Technology veterans Katharine Zaleski and Milena Berry founded PowerToFly in August 2014. It matches companies around the world with women in the high-tech sector who want or need to work from home. Similar to the founders, many of the women are mothers. They are also digital nomads who work from a variety of locations.
Labor Force Participation Rate for Women Is Down
Labor force participation rates overall rose from just under 59% in the mid-1960s to a high of 67.3% overall in 2000 before declining to 66% in 2015. One of the major reasons for the 35-year increase was the movement of women into the workforce.
In 1972, the workforce participation rate for all women was 43.2%. This rose steadily through the 1980s and 1990s, reaching a high of 59.9% in 2000. By 2014, in the aftermath of the great recession, it had declined to 57.0%.
Few Women in Technology
High-tech companies are known for demanding extremely long hours and for being dominated by males. While some Silicon Valley companies have family-friendly policies such as paid maternity and paternity leave, most are not known for welcoming women in general and mothers in particular.
HowToFly founders Berry and Zaleski realized that plenty of women have the right skills and degrees for success in high tech, but the workplace is not meeting their needs for flexible hours and locations.
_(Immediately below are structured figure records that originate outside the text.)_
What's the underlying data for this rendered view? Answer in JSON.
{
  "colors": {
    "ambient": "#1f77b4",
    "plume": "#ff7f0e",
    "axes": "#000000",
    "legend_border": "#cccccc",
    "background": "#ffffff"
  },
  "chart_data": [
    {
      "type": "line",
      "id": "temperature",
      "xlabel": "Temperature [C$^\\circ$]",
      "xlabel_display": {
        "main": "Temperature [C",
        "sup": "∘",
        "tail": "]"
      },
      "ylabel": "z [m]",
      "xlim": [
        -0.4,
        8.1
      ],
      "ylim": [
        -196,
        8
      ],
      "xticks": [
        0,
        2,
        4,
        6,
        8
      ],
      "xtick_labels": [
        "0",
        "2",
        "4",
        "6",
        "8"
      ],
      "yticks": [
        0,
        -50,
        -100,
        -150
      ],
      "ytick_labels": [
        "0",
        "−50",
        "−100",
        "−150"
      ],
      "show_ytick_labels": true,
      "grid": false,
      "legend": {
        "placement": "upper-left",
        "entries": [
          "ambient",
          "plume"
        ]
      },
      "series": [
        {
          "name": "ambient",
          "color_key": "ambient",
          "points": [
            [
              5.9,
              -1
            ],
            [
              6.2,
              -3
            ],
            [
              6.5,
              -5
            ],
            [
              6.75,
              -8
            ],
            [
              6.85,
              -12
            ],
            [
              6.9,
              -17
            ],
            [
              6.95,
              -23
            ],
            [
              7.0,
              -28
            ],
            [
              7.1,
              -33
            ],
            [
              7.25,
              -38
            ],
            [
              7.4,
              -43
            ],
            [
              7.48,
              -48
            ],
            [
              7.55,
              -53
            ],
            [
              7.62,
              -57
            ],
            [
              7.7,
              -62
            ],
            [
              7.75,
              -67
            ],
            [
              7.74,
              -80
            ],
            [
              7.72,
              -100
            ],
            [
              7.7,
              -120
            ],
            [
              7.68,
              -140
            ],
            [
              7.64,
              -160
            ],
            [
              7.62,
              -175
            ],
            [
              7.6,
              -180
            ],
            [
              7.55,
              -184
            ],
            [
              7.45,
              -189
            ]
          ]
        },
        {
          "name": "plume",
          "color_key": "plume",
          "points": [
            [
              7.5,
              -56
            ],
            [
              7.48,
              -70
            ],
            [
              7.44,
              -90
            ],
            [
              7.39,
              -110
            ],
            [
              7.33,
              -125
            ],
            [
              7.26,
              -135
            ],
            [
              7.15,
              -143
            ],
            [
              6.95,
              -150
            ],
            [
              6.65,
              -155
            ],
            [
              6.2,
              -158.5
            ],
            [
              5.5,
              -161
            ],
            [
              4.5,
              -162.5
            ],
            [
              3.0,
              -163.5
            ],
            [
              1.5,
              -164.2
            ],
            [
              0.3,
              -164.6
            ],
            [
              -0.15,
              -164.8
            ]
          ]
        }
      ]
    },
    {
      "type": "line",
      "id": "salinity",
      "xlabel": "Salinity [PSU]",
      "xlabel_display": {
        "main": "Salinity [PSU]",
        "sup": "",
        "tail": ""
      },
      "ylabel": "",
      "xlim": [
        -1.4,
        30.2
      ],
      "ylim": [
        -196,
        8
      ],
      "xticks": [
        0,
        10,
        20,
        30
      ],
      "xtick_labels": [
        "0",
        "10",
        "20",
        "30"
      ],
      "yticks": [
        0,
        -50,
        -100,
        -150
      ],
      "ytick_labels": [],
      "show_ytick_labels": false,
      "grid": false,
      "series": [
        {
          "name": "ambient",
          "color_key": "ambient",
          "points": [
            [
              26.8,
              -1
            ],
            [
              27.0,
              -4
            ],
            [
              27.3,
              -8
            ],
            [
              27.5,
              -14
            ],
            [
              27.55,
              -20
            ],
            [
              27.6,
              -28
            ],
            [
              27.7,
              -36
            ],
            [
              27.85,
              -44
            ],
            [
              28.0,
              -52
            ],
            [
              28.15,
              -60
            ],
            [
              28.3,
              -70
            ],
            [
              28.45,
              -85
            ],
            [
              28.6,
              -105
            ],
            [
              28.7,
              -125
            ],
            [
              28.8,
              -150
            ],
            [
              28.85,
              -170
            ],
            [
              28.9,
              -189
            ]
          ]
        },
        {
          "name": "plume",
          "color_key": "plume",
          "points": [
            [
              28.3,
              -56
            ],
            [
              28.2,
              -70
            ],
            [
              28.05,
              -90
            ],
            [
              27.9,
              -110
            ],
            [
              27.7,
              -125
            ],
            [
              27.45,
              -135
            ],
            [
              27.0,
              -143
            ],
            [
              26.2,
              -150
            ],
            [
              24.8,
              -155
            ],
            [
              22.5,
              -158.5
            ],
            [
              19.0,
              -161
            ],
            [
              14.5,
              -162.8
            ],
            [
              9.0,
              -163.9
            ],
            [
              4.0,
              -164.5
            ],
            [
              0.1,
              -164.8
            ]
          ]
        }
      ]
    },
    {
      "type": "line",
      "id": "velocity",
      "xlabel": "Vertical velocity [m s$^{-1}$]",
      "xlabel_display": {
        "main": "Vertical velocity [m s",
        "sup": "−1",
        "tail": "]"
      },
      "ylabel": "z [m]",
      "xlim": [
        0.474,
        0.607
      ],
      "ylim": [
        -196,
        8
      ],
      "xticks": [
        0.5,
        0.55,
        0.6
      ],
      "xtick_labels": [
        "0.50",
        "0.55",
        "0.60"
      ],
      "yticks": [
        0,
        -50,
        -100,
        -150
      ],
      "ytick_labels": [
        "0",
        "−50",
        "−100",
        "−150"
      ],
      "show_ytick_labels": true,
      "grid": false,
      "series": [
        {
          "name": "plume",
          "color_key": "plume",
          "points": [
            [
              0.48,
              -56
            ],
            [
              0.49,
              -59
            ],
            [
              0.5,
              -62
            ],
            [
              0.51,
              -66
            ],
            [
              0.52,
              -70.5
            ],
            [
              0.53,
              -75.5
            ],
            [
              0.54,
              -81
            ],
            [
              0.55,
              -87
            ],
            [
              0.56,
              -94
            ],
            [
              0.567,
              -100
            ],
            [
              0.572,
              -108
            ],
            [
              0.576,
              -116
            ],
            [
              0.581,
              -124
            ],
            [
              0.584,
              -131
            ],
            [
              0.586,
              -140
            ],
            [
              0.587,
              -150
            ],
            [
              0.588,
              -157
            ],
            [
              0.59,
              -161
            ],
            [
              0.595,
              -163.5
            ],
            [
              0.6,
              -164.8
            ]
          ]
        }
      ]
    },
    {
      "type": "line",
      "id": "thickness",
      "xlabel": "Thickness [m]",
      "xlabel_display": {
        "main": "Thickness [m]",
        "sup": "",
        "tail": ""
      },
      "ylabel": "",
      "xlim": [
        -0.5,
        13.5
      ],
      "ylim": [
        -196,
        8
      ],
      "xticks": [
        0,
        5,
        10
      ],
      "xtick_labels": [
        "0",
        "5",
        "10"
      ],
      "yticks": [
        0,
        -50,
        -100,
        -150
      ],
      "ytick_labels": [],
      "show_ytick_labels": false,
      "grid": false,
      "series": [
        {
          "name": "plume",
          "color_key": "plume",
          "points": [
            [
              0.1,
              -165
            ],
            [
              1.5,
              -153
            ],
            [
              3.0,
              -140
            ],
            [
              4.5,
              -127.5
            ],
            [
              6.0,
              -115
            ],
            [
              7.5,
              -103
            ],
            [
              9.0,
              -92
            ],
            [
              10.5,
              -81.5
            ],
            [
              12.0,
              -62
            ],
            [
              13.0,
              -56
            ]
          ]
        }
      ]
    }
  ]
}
Many women in their 30s exit the workforce - and have trouble returning to it later - when they have children and need to balance competing demands on their time.
Berry and Zaleski founded the company to match employers looking for highly skilled individuals with women, mostly mothers, who can fill those jobs but can't or don't want to work in the quasi college-campus environment that characterizes many high-tech companies. They have built a client base that includes The Washington Post, Time Inc., BuzzFeed, RebelMouse, and Hearst.
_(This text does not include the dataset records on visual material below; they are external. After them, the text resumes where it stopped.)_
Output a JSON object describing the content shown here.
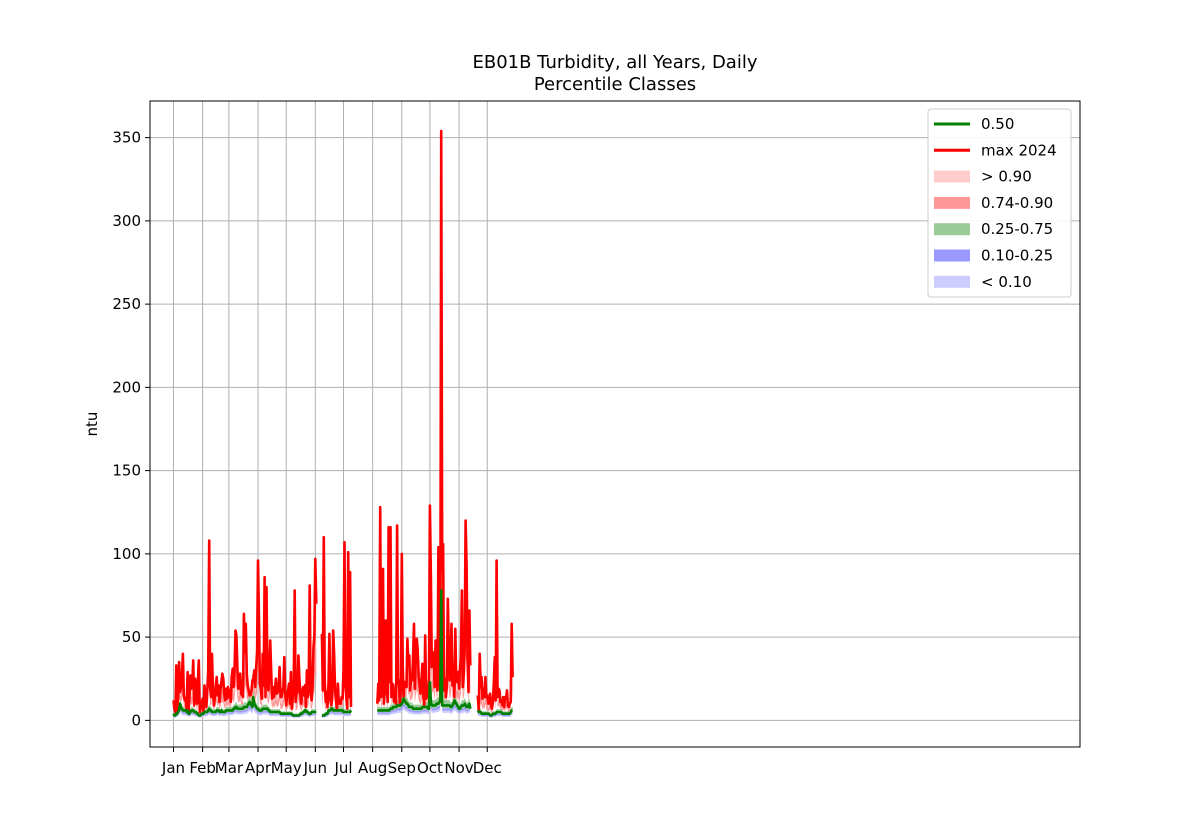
{
  "chart_data": {
    "type": "area",
    "title": "EB01B Turbidity, all Years, Daily",
    "subtitle": "Percentile Classes",
    "xlabel": "",
    "ylabel": "ntu",
    "ylim": [
      -16,
      372
    ],
    "xlim": [
      -25,
      965
    ],
    "grid": true,
    "legend_position": "top-right",
    "x_ticks": [
      {
        "label": "Jan",
        "day": 0
      },
      {
        "label": "Feb",
        "day": 31
      },
      {
        "label": "Mar",
        "day": 59
      },
      {
        "label": "Apr",
        "day": 90
      },
      {
        "label": "May",
        "day": 120
      },
      {
        "label": "Jun",
        "day": 151
      },
      {
        "label": "Jul",
        "day": 181
      },
      {
        "label": "Aug",
        "day": 212
      },
      {
        "label": "Sep",
        "day": 243
      },
      {
        "label": "Oct",
        "day": 273
      },
      {
        "label": "Nov",
        "day": 304
      },
      {
        "label": "Dec",
        "day": 334
      }
    ],
    "y_ticks": [
      0,
      50,
      100,
      150,
      200,
      250,
      300,
      350
    ],
    "legend": [
      {
        "label": "0.50",
        "kind": "line",
        "color": "#008000"
      },
      {
        "label": "max 2024",
        "kind": "line",
        "color": "#ff0000"
      },
      {
        "label": "> 0.90",
        "kind": "patch",
        "color": "#ffcccc"
      },
      {
        "label": "0.74-0.90",
        "kind": "patch",
        "color": "#ff9999"
      },
      {
        "label": "0.25-0.75",
        "kind": "patch",
        "color": "#99cc99"
      },
      {
        "label": "0.10-0.25",
        "kind": "patch",
        "color": "#9999ff"
      },
      {
        "label": "< 0.10",
        "kind": "patch",
        "color": "#ccccff"
      }
    ],
    "segments": [
      {
        "start_day": 0,
        "max": [
          12,
          7,
          5,
          33,
          6,
          14,
          35,
          17,
          20,
          27,
          40,
          15,
          12,
          13,
          7,
          29,
          4,
          15,
          27,
          19,
          20,
          36,
          9,
          25,
          22,
          10,
          23,
          36,
          5,
          8,
          9,
          13,
          5,
          21,
          11,
          8,
          18,
          29,
          108,
          20,
          14,
          40,
          19,
          9,
          14,
          21,
          26,
          15,
          21,
          11,
          18,
          23,
          28,
          25,
          16,
          12,
          19,
          13,
          20,
          14,
          18,
          11,
          26,
          31,
          20,
          29,
          54,
          51,
          31,
          19,
          21,
          28,
          16,
          15,
          14,
          64,
          41,
          58,
          28,
          21,
          18,
          15,
          15,
          18,
          24,
          25,
          30,
          20,
          32,
          41,
          96,
          60,
          22,
          19,
          13,
          40,
          21,
          86,
          14,
          80,
          26,
          18,
          28,
          48,
          29,
          13,
          20,
          14,
          18,
          25,
          16,
          17,
          20,
          32,
          14,
          14,
          17,
          20,
          38,
          16,
          9,
          15,
          18,
          22,
          10,
          29,
          7,
          14,
          20,
          78,
          11,
          16,
          17,
          39,
          25,
          16,
          10,
          17,
          20,
          15,
          21,
          8,
          30,
          14,
          26,
          81,
          17,
          12,
          20,
          44,
          51,
          97,
          70
        ],
        "median": [
          4,
          3,
          3,
          4,
          4,
          5,
          6,
          10,
          8,
          7,
          6,
          6,
          6,
          6,
          5,
          6,
          4,
          4,
          5,
          6,
          6,
          6,
          5,
          5,
          5,
          4,
          4,
          3,
          3,
          3,
          4,
          4,
          4,
          5,
          5,
          5,
          5,
          6,
          7,
          6,
          6,
          5,
          5,
          5,
          5,
          5,
          6,
          6,
          6,
          5,
          5,
          6,
          5,
          5,
          5,
          5,
          6,
          6,
          6,
          6,
          6,
          6,
          6,
          6,
          7,
          7,
          8,
          8,
          7,
          7,
          7,
          7,
          7,
          7,
          7,
          8,
          8,
          8,
          8,
          9,
          10,
          11,
          10,
          9,
          8,
          14,
          10,
          9,
          8,
          7,
          7,
          6,
          6,
          6,
          6,
          7,
          7,
          7,
          7,
          7,
          7,
          6,
          6,
          5,
          5,
          5,
          5,
          5,
          5,
          5,
          5,
          5,
          5,
          5,
          4,
          4,
          4,
          4,
          4,
          4,
          4,
          4,
          4,
          4,
          4,
          4,
          4,
          3,
          3,
          3,
          3,
          3,
          3,
          3,
          3,
          4,
          4,
          4,
          5,
          5,
          6,
          6,
          5,
          5,
          4,
          4,
          4,
          5,
          5,
          5,
          5,
          5,
          5
        ]
      },
      {
        "start_day": 158,
        "max": [
          52,
          18,
          110,
          24,
          11,
          17,
          8,
          22,
          52,
          12,
          9,
          13,
          54,
          40,
          18,
          12,
          6,
          22,
          10,
          12,
          10,
          14,
          13,
          30,
          107,
          22,
          14,
          7,
          101,
          14,
          89,
          8
        ],
        "median": [
          3,
          3,
          3,
          3,
          4,
          4,
          4,
          6,
          6,
          6,
          7,
          7,
          6,
          6,
          6,
          6,
          6,
          6,
          6,
          6,
          6,
          6,
          6,
          5,
          5,
          5,
          5,
          5,
          5,
          5,
          5,
          6
        ]
      },
      {
        "start_day": 217,
        "max": [
          10,
          22,
          12,
          128,
          14,
          17,
          91,
          10,
          18,
          60,
          20,
          11,
          116,
          23,
          116,
          14,
          22,
          21,
          11,
          17,
          10,
          117,
          22,
          24,
          9,
          18,
          100,
          34,
          14,
          23,
          22,
          20,
          49,
          33,
          39,
          18,
          27,
          24,
          37,
          58,
          19,
          38,
          49,
          42,
          26,
          21,
          16,
          24,
          34,
          14,
          9,
          51,
          13,
          14,
          17,
          25,
          129,
          85,
          32,
          41,
          38,
          20,
          48,
          29,
          18,
          104,
          78,
          11,
          354,
          90,
          106,
          18,
          25,
          14,
          20,
          73,
          46,
          24,
          32,
          58,
          21,
          30,
          14,
          55,
          24,
          23,
          29,
          19,
          31,
          37,
          78,
          20,
          28,
          44,
          120,
          92,
          39,
          17,
          66,
          33
        ],
        "median": [
          6,
          6,
          6,
          6,
          6,
          6,
          6,
          6,
          6,
          6,
          6,
          6,
          6,
          6,
          7,
          7,
          7,
          8,
          8,
          8,
          8,
          9,
          9,
          9,
          9,
          9,
          10,
          11,
          13,
          12,
          11,
          10,
          10,
          9,
          8,
          8,
          8,
          8,
          7,
          7,
          7,
          7,
          7,
          7,
          7,
          7,
          7,
          7,
          8,
          8,
          8,
          8,
          8,
          8,
          7,
          7,
          23,
          11,
          9,
          9,
          9,
          9,
          9,
          10,
          10,
          10,
          11,
          12,
          78,
          9,
          9,
          9,
          9,
          9,
          9,
          9,
          9,
          9,
          8,
          8,
          9,
          10,
          12,
          11,
          10,
          9,
          8,
          7,
          7,
          8,
          9,
          9,
          9,
          10,
          9,
          8,
          8,
          9,
          10,
          7
        ]
      },
      {
        "start_day": 324,
        "max": [
          15,
          5,
          40,
          20,
          26,
          13,
          19,
          14,
          26,
          14,
          15,
          10,
          11,
          16,
          9,
          7,
          11,
          22,
          38,
          12,
          96,
          14,
          19,
          18,
          11,
          12,
          9,
          14,
          8,
          14,
          13,
          18,
          9,
          8,
          10,
          11,
          58,
          26
        ],
        "median": [
          6,
          5,
          5,
          5,
          4,
          4,
          4,
          4,
          4,
          4,
          4,
          4,
          4,
          3,
          3,
          3,
          4,
          4,
          4,
          4,
          5,
          5,
          5,
          5,
          5,
          5,
          4,
          4,
          4,
          4,
          4,
          4,
          4,
          4,
          4,
          5,
          6,
          6
        ]
      }
    ]
  }
}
Individuals seeking employment, whether full or part-time, are referred to as candidates. They are based all over the world, including parts of the Middle East, where it can be difficult for any woman to work outside the home.
PowerToFly raised its initial $1 million of seed money in July 2014 from New York-based Lerer Hippeau Ventures. This was followed by Series A Financing in June 2015 for an additional $6.5 million total. Lerer Hippeau participated again, along with other investors such as Hearst Ventures and Crosslink Capital. The company launched its website, PowerToFly.com, in July 2015.
PowerToFly's hiring process includes a series of three interviews to vet candidates before matching them to potential employers. New candidates and employers are assigned a talent manager to work with them for the first two weeks to help create a positive and successful remote work environment.
How PowerToFly Makes Money
PowerToFly charges a fee to a company that hires someone from its website and also charges an ongoing percentage of the salary that is paid to the employee. All fees are paid by the hiring company; there are no fees or charges to candidates. The terms of PowerToFly payments are set forth in the Terms section of its website.
Companies can hire a U.S.-based candidate either as an employee, in which case ADP Inc. serves as the employer of record, or as an independent contractor. Candidates outside the United States can only be hired as independent contractors.
If a company hires a candidate that it finds on the PowerToFly website, this is referred to as a "covered offer." The company must pay PowerToFly an upfront fee equal to 20% of the candidate's first-year annualized salary, or 20% of what the candidate is actually paid if employment is less than a year. The fee can be paid in an upfront lump sum or as a monthly fee of 2% of that month's salary, for a total of 24% over a 12-month period.
In addition, a company that hires a U.S.-based candidate as an employee or an independent contractor must pay PowerToFly an ongoing monthly fee equal to 3.25% of the candidate's wages. The monthly fee for candidates outside the United States is 2%.
Power to Disrupt
PowerToFly has the potential to change the way headhunters do business because its website-based approach provides far more transparency on who is looking for work and which companies are hiring. It may also impact the extent to which high-tech businesses are male-dominated, not simply because of the women it places in jobs, but because it demonstrates that high-quality female candidates are abound. It has the potential to impact the ability of women to obtain meaningful, paid work in areas of the world where educational opportunities have outpaced job opportunities, such as Africa, the Middle East, and Latin America.